As of late 2025, Microsoft Edge browser and Microsoft CoPilot offer AI assistance to users. To avoid the temptation to use these extensions, both Edge and CoPilot are disabled for the duration of the exam.
This has an unfortunate ramification: some applications may use Edge to display online help files inside the application. Sometimes it will always use Edge, other applicaitons will use the user’s defined default browser, which may be Edge.
|
Tip
|
This could make application online help unavailable for some or all students. |
No student-directed accusations should take place during the exam as that would upset other students trying to concentrate on their work.
Some incriminating situations may be beyond the student’s control. For example, on some workstations, innocently pressing Alt-Spacebar will sometimes bring up Microsoft Co-Pilot AI Assistant. Or a growing number of applications will have an AI extension that can be unintentionally activated by an errant key press. The intent of the screenshot is to give clear context… is the student actively using the AI tool?
Internally, the system notes how long each on-screen tool is active. Someone who accidentally invokes a forbidden application but obviously closes it too quickly to have used it maliciously, should be given the benefit of the doubt.

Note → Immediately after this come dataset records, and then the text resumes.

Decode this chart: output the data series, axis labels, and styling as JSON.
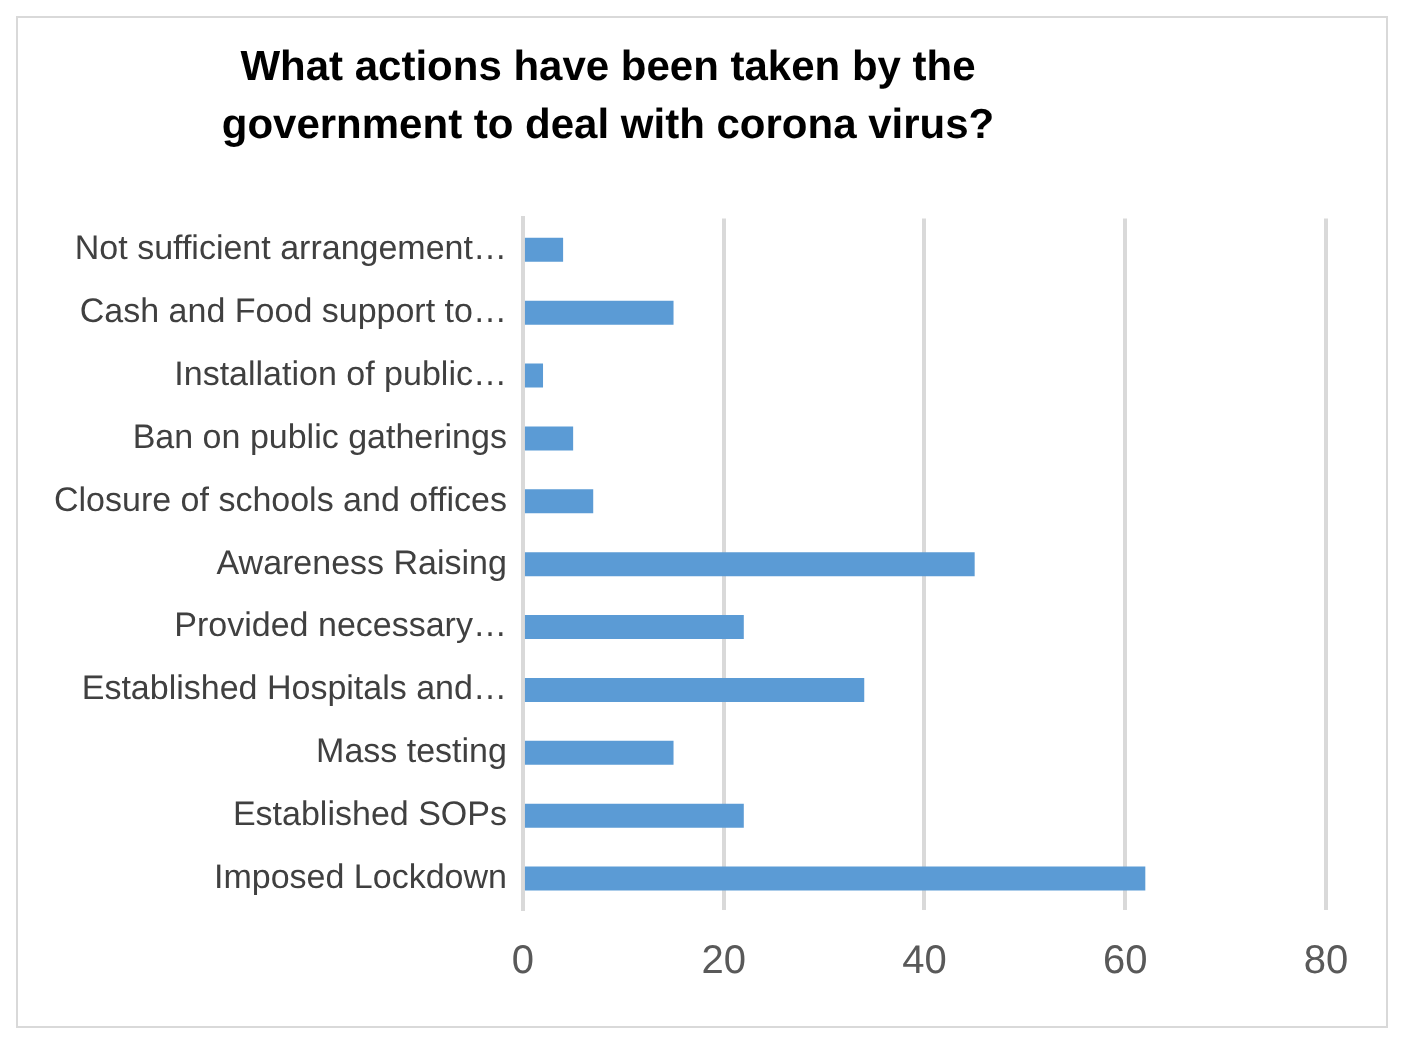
{
  "chart_data": {
    "type": "bar",
    "orientation": "horizontal",
    "title": "What actions have been taken by the government to deal with corona virus?",
    "categories": [
      "Not sufficient arrangement…",
      "Cash and Food support to…",
      "Installation of public…",
      "Ban on public gatherings",
      "Closure of schools and offices",
      "Awareness Raising",
      "Provided necessary…",
      "Established Hospitals and…",
      "Mass testing",
      "Established SOPs",
      "Imposed Lockdown"
    ],
    "values": [
      4,
      15,
      2,
      5,
      7,
      45,
      22,
      34,
      15,
      22,
      62
    ],
    "color": "#5b9bd5",
    "xlim": [
      0,
      80
    ],
    "xticks": [
      0,
      20,
      40,
      60,
      80
    ],
    "grid": "x",
    "legend": false
  }
}
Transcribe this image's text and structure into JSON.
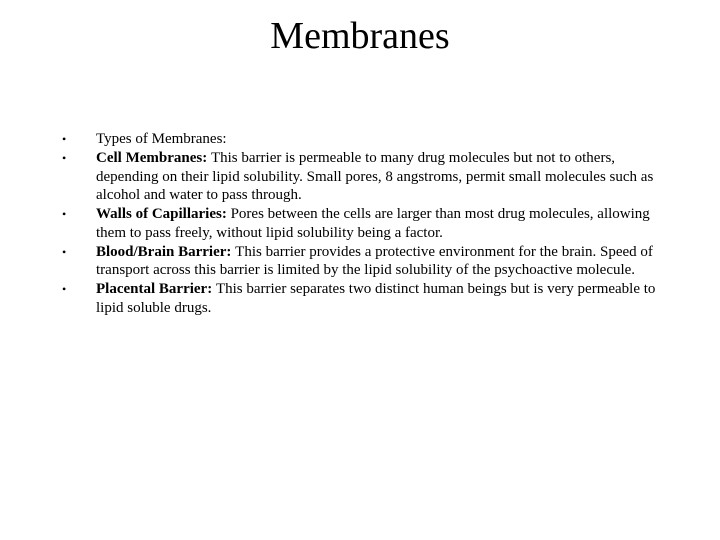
{
  "title": "Membranes",
  "bullets": [
    {
      "lead": "",
      "text": "Types of Membranes:"
    },
    {
      "lead": "Cell Membranes: ",
      "text": "This barrier is permeable to many drug molecules but not to others, depending on their lipid solubility. Small pores, 8 angstroms, permit small molecules such as alcohol and water to pass through."
    },
    {
      "lead": "Walls of Capillaries: ",
      "text": "Pores between the cells are larger than most drug molecules, allowing them to pass freely, without lipid solubility being a factor."
    },
    {
      "lead": "Blood/Brain Barrier: ",
      "text": "This barrier provides a protective environment for the brain. Speed of transport across this barrier is limited by the lipid solubility of the psychoactive molecule."
    },
    {
      "lead": "Placental Barrier: ",
      "text": "This barrier separates two distinct human beings but is very permeable to lipid soluble drugs."
    }
  ]
}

Exam Proctor presents a simplified version of information collected, much like a first order approximation which is helpful but not necessarily definitive. Engineering Computing will have still more detailed system logs and specialized knowledge which can be used by its staff to corroborate the evidence given to faculty, or perhaps support the student perspective if there is a disagreement about what actually transpired. While a screenshot is quite strong evidence there may have been cheating, any decision to pursue a policy-level academic offence based on it must first get a review of the exact details by Engineering Computing to ensure the results are a fair interpretation of the events.
Have the students sign in normally. Many logins will include auto-start applications which the student should then close - like sometimes Teams, Email, etc. We won’t start monitoring until the room has quieted down and students have closed all non-exam materials.
Once the room has settled, start the tool from the podium computer at the front of the classroom, and tell it to start the exam.
Have the instructor or proctor, on the podium computer, do the following:
Turn off the overhead projector - so students doen’t see the podium screen
Visit the URL http://tuque.uwaterloo.ca/classblock
Enter the exam details (professor, exam end time) and indicate to start monitoring
Leave the web page running for the duration of the exam - you need not worry about the screen contents, the processes are automated.
Following the Exam, contact Erick for a review of the collected data. It will include a detailed list of screen transaction, and when suspicious activity was noted: screenshots with the user’s name, workstation name and time.